Dès lors, ils se revirent souvent. Mais Françoise, malgré les vacances, avait d’autres chats à fouetter, ayant prévu depuis des mois des stages de formation, des séances supplémentaires de mise en forme. Cela commença bientôt à lui peser. Quoi, toutes ces contraintes qui l’obligeaient à sacrifier ses rencontres avec Noé ? Celui-ci se faisait de plus en plus pressant. « Vas-tu longtemps encore préférer le tennis à notre amour ? » Car il lui parlait à présent de ce bonheur qu’il avait de la revoir, de l’embrasser, de l’enlacer. Françoise en était tout étourdie. Elle ne savait plus où était la vérité, le plaisir. Elle aussi aimait Noé à un point tel que ses fantasmes remplis de Justine l’étaient uniquement de son ami. Il se fit plus insistant : « Laisse tomber ton esclavage ! Promenons-nous ! À quoi te servira le tennis ? » Cette voix la subjuguait.

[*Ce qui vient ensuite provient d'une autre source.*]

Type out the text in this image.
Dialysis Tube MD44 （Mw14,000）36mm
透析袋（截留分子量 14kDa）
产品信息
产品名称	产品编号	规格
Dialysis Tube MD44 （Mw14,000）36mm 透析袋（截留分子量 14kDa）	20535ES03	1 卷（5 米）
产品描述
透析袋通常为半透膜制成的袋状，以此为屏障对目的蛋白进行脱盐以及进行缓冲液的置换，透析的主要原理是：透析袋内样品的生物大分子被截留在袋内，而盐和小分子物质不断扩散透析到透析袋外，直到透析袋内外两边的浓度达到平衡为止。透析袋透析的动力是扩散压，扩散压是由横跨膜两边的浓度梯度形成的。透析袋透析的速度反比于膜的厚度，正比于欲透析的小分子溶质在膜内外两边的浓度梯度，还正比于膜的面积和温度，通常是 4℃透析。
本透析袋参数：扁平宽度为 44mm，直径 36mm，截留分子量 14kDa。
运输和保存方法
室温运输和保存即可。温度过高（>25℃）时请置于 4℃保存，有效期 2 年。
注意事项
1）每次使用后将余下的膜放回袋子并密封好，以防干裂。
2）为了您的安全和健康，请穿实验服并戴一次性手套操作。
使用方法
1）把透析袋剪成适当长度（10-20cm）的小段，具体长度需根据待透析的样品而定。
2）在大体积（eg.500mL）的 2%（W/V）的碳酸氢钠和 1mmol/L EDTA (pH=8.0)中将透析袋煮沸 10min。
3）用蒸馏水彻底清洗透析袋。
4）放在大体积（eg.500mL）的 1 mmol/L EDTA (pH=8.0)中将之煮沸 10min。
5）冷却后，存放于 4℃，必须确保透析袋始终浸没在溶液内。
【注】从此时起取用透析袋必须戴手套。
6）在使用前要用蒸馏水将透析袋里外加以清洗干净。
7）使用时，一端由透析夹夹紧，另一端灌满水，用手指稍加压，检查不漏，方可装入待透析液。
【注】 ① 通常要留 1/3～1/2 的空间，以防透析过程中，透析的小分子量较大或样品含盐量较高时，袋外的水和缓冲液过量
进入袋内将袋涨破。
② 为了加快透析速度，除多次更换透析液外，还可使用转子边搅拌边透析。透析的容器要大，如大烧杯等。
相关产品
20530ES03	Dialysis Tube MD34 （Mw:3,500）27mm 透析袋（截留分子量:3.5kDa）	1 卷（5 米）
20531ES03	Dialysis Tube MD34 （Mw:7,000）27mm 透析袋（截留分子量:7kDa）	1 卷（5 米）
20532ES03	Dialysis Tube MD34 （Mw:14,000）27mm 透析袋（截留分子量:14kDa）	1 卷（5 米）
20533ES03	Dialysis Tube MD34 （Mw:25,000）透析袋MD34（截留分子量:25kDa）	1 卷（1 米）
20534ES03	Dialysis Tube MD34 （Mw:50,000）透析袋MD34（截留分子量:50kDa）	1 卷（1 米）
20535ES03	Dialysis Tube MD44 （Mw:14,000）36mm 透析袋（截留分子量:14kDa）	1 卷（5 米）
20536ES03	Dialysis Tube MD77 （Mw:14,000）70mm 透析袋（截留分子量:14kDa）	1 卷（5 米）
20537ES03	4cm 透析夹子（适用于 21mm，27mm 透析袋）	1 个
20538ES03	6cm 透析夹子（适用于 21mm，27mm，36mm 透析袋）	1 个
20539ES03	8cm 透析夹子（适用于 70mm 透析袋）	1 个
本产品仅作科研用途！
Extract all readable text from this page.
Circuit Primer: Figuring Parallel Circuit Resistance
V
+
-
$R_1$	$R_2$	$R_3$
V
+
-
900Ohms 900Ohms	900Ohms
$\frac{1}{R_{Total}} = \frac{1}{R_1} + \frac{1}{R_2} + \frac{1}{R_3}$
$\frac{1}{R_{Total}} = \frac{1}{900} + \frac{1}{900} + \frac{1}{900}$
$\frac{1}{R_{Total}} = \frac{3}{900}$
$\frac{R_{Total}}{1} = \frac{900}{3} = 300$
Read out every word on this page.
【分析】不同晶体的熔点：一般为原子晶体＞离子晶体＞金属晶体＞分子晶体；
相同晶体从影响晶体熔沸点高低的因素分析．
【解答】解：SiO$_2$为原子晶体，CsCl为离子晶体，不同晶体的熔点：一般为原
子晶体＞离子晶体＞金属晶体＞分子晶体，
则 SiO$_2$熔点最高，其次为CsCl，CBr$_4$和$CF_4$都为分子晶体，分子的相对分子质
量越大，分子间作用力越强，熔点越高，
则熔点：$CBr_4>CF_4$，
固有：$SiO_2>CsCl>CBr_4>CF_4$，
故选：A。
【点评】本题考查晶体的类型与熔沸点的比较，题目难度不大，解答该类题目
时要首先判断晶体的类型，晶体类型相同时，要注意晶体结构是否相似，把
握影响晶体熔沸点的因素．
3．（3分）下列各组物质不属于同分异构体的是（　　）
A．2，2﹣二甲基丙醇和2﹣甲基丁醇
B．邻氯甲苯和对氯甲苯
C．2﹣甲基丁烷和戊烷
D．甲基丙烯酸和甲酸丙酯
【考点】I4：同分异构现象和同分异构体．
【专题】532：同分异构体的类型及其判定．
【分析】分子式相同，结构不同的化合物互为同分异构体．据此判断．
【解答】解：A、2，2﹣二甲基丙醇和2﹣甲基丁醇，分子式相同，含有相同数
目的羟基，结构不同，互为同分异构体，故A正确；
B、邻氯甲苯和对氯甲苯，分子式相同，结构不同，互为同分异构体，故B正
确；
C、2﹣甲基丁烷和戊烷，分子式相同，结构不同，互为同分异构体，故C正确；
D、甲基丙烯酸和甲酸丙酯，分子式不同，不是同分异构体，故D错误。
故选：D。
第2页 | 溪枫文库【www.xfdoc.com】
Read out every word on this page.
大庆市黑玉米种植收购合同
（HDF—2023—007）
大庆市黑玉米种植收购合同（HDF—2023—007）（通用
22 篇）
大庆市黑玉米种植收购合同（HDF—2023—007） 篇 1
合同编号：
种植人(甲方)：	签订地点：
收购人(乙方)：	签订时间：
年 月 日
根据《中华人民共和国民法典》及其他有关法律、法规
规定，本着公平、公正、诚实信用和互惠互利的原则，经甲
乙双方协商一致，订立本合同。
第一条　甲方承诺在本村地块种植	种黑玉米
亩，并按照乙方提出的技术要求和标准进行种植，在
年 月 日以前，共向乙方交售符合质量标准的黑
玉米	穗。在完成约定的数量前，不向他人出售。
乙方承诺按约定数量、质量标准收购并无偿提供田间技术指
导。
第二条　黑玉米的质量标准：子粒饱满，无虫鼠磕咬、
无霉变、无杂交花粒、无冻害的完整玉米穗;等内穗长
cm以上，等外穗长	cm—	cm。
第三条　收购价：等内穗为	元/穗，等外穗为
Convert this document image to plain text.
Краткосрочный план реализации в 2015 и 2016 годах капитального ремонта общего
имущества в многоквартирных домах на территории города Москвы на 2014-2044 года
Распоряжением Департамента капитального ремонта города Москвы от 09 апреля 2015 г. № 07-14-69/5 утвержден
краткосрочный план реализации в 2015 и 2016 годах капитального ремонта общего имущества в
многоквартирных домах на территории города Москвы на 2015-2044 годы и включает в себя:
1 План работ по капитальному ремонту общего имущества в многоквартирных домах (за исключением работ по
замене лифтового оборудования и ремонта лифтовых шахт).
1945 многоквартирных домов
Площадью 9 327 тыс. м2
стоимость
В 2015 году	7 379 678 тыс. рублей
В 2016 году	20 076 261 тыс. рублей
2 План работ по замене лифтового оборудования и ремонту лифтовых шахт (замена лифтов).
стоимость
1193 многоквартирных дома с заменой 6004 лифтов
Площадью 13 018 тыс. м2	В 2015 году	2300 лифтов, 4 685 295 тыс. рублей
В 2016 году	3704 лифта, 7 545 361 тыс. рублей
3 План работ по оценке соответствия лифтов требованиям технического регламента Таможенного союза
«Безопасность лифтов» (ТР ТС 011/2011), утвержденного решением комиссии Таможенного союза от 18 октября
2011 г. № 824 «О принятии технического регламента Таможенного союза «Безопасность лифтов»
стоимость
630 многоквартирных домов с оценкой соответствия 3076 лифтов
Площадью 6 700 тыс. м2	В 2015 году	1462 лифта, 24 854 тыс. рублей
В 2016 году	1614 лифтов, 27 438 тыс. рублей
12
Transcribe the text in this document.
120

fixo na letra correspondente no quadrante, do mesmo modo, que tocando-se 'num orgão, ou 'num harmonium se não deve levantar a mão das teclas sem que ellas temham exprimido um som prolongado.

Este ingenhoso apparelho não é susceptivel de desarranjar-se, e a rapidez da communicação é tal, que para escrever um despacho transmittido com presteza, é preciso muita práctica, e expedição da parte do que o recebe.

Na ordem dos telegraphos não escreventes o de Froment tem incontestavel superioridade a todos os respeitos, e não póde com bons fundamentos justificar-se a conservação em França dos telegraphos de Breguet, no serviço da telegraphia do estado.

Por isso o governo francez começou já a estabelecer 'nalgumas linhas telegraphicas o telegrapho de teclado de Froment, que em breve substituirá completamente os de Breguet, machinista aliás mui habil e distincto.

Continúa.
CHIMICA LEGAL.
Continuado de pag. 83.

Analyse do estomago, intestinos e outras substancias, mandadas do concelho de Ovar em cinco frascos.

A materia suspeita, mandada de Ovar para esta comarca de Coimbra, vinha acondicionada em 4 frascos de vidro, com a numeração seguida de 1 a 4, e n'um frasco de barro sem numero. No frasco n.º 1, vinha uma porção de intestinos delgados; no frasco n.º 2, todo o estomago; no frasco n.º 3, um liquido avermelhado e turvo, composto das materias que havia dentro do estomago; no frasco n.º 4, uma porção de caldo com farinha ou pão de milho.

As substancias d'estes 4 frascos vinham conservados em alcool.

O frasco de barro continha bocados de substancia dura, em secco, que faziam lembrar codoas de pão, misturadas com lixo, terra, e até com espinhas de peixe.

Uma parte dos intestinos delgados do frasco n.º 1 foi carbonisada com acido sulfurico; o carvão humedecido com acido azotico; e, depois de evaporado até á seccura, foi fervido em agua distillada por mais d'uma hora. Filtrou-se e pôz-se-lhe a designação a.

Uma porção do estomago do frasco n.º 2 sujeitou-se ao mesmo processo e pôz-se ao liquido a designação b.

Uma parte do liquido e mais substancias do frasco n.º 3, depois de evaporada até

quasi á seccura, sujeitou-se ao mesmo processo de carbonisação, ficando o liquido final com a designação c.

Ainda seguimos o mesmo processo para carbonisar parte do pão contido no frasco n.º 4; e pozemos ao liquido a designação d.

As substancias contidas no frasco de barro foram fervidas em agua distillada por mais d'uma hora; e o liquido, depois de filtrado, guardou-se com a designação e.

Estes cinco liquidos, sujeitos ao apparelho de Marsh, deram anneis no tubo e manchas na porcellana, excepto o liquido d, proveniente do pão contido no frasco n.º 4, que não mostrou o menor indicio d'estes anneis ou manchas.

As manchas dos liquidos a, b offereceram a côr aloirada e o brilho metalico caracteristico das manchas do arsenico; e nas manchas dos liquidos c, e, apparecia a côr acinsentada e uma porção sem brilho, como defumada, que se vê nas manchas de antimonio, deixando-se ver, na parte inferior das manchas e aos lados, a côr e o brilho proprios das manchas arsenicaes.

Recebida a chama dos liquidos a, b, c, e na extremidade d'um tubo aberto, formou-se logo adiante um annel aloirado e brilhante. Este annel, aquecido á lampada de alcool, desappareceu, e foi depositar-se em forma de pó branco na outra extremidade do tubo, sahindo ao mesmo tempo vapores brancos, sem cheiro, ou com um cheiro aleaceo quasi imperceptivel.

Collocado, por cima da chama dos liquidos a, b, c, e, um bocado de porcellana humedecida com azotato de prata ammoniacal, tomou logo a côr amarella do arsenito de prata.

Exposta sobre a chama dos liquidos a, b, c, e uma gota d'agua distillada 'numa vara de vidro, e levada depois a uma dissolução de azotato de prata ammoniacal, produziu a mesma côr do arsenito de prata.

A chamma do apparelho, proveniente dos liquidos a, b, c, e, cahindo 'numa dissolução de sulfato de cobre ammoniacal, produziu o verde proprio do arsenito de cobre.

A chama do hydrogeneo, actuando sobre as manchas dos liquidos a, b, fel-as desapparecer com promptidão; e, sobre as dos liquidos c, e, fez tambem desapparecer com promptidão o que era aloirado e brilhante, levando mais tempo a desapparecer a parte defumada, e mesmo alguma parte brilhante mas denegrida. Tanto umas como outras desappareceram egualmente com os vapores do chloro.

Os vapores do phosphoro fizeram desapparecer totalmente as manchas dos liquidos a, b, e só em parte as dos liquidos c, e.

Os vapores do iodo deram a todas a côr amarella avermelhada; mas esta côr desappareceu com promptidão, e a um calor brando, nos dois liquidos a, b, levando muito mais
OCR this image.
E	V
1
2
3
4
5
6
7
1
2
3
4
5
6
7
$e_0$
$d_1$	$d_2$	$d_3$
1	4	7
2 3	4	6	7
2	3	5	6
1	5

Elle craqua. Un après-midi, elle se laissa entraîner. Jamais, le soleil n’avait été aussi doux. Ils cheminaient en se donnant la main. Ils entrèrent dans un petit bois, s’allongèrent sur de la mousse. Tamisée par les branches, la lumière formait sur eux une mosaïque de couleurs. Ah ! qu’était loin la séance de musculation que Françoise aurait dû subir en ce moment. Ils restèrent longtemps à se bécoter, à se caresser. Les mains de Noé découvraient peu à peu un corps. Elle était perdue.

Pendant les dernières semaines de vacances, elle ne mit plus les pieds au Smash Club. Un coup de téléphone. Les animateurs du club s’étonnaient des absences de Françoise. Elle eut avec ses parents une explication plus qu’orageuse. Vraiment, que faisait-elle ? Où avait-elle la tête ? On s’était saignés aux quatre veines. On avait satisfait tous ses caprices pour en arriver là ! « Allons, explique-nous ! »… « J’en ai marre du sport ! » C’était bref, cruel, sans recours. Cependant, Françoise n’évoqua pas le nom de Noé. À son âge ! Quinze ans. Sans autre mot, elle rangea sa raquette pour se consacrer à d’autres joies. Jamais, comme Justine, elle ne remporterait de coupes ni d’argent à Roland-Garros ou à Wimbledon. Jamais, lors de la fête nationale, elle n’ouvrirait le défilé militaire après avoir pris place dans le cockpit d’un jet.